( ESNUG 485 Item 8 ) -------------------------------------------- [05/27/10]

From: Johanna Ketonen <johannak=user domain=ee.oulu.fi>
Subject: University user dumps hand-coding VHDL for Catapult C synthesis

Hi, John,

I've used Mentor's Catapult C synthesis actively for the last 3 years to
generate RTL from our C++ source code for ASICs and FPGAs.  We use the tool
for prototyping our high performance receiver algorithms for wireless 
systems, such as our 3GPP Long Term Evolution Advanced (LTE-A).
 
Our algorithms have strict latency requirements and our design sizes can be 
from 10's of thousands to a 100's of thousands gate equivalents.  The design
sizes can be larger, up to 1 million gates or so.

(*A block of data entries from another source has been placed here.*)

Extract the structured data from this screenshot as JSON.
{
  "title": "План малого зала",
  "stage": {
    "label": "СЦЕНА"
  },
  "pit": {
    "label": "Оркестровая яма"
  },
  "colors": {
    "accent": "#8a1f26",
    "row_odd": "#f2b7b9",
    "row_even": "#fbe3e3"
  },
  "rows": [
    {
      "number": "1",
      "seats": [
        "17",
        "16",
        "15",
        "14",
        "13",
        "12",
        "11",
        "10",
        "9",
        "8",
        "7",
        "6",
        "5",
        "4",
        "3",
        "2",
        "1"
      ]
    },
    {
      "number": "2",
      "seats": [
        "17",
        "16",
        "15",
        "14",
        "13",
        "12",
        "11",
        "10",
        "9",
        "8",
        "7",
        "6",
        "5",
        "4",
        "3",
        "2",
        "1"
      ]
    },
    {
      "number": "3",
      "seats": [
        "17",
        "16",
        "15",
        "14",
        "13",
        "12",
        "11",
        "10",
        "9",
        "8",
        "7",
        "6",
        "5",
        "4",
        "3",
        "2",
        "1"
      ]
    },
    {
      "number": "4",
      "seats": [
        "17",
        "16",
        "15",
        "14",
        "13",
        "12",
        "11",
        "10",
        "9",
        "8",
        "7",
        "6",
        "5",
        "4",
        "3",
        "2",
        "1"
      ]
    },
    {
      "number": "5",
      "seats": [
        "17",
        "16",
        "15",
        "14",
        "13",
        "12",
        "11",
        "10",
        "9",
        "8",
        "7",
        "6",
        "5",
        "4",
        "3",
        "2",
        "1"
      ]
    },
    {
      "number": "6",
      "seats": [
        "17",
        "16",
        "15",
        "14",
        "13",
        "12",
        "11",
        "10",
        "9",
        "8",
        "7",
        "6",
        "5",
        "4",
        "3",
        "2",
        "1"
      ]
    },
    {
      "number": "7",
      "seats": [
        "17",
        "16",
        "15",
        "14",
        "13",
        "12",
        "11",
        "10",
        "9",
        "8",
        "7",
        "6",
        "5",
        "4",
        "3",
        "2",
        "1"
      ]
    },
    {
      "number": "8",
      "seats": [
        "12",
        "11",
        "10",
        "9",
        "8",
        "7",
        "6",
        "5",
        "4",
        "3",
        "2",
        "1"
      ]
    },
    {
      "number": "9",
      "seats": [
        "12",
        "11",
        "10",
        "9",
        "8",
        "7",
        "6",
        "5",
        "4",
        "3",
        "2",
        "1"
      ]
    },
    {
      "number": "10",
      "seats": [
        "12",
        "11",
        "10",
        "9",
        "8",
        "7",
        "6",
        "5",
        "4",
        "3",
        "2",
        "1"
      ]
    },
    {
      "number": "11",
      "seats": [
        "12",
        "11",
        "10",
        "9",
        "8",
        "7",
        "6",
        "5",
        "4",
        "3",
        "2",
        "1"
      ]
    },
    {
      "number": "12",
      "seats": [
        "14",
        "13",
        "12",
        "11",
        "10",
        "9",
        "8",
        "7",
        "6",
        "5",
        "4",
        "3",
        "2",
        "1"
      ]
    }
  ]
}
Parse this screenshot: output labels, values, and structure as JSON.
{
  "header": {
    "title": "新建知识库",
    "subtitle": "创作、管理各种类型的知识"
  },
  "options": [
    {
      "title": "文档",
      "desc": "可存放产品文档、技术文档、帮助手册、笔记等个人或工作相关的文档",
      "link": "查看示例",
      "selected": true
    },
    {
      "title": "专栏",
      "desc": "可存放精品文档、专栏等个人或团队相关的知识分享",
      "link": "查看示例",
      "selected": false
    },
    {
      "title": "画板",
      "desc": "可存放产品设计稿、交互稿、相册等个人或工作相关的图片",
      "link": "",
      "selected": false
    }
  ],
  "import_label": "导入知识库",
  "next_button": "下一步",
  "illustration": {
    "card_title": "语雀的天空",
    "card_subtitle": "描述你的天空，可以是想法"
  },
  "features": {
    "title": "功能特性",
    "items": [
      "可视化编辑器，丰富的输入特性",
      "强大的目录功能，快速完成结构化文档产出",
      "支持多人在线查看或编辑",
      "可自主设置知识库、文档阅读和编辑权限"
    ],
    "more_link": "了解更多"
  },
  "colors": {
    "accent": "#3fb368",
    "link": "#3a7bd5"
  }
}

CATAPULT versus HAND-CODED VHDL RTL

Design 1:

Using Catapult: It took us less than 30 minutes to write and verify our C 
code.  Running it through Catapult C and experimenting with different 
architectures only took a couple of extra minutes.  

Hand-coded RTL: It only took 2 hours to write the VHDL but the scheduling 
and verification took about 3-4 more days.  It took a few iterations to get 
close to the CatC results.  The differences with the one small design are
presented in the table below.

            Lines of C code:                      20 
            Lines of Catapult output VHDL:       450 
            Lines of manual VHDL:                 60

                   Area (k GE)   Power (mW)    Throughput rate (Mbps) 
   Hand coded VHDL     13           32               100
   Catapult C          12.8         31               100

You can see our quality of results was comparable to our hand coded RTL.

Design 2:

I did not personally do Design 2, so I cannot say the exacts steps, but I 
understand it took an expert who was working with our group several 
iterations with the hand-coded design to reach the same area and throughput
as with the Catapult design.

                   Area (k GE)   Power (mW)    Throughput rate (Mbps)
   Hand coded VHDL     15.5         27               121
   Catapult C           6.9         32               121

I estimate it would take me at least one month hand-coding something that
would take a only week to implement with Catapult, and most of my week
would go to debugging the C code.  So this is about a 75% time savings.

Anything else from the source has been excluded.